Silberne Leoparden gibt es in der neuen Wettbewerbsformel für beide Kategorien der Teilnehmer. Den für das "Neue Kino" erhielt Clara Laws Exodusstory einer Hongkong-Familie. "Floating Life" erzählt vom schweren Stand der Traditionen in neuen Heimaten. Und - ohne es deutlich auszusprechen - von den problematischen Perspektiven für die Menschen Hongkongs vor der Übergabe der Kronkolonie an China. Die Töchter der Chans aus Hongkong assimilieren sich nur mühsam in ihrer Diaspora. Sei es Australien oder Deutschland. Hinter der komödiantischen Fassade eines überdrehten, sehr erfolgreichen Lebens kristallisiert sich verzweifelte Einsamkeit heraus. Aber auch der älteste Sohn verliert im rasenden Geschäftsleben der Stadt den Bezug zur Tradition.

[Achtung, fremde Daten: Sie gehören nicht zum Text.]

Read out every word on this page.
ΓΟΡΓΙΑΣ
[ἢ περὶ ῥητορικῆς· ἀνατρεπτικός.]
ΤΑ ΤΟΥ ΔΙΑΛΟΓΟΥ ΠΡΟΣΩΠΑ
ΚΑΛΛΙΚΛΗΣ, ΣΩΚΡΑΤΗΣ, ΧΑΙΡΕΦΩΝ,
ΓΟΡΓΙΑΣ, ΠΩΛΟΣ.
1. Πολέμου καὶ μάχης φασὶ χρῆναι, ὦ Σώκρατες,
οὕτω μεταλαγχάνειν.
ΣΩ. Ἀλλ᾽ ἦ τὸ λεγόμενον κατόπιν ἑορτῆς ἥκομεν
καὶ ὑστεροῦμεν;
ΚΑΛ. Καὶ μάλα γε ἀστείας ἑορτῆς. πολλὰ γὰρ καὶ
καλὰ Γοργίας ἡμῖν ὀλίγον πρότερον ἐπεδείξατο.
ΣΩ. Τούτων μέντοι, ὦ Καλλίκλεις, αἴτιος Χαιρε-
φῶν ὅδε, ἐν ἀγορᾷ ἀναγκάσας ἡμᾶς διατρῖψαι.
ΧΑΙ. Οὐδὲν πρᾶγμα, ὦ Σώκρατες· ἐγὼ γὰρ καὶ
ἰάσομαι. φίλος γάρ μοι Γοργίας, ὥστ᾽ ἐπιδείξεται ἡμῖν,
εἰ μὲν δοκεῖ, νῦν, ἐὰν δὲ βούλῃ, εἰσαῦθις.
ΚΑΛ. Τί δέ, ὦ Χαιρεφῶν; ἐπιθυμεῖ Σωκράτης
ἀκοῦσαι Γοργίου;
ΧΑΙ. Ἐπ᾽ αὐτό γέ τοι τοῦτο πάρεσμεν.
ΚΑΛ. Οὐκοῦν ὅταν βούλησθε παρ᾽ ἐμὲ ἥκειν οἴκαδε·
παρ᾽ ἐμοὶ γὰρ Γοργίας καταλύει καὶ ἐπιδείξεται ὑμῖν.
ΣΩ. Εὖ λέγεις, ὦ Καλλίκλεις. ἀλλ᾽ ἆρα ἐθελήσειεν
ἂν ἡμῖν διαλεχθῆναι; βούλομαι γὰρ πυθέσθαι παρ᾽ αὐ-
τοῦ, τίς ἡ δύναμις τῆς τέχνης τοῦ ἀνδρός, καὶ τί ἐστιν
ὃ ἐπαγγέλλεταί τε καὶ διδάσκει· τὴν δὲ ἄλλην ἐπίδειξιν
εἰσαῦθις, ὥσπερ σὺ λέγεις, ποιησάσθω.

Clara Law zog mit ihrem Ko-Autor und Partner Eddie L.C. Fong vor dieser Produktion nach Australien. Stilistisch arbeitete sie konventioneller als in "Autumn Moon", für den sie 1992 einen Goldenen Leoparden erhielt. Damals entstand am Lago Maggiore auch die Idee zu "Floating Life". Der Titel bezeichnet das fließende Leben in unserer multikulturellen Welt, von einer Sphäre zur nächsten: "Dies wird das wichtigste Phänomen des 21. Jahrhunderts. Jeder hat Freunde aus anderen Kulturkreisen. Bei den Dreharbeiten waren wir ein Team aus 10 verschiedenen ethnischen Gruppen." (Clara Law)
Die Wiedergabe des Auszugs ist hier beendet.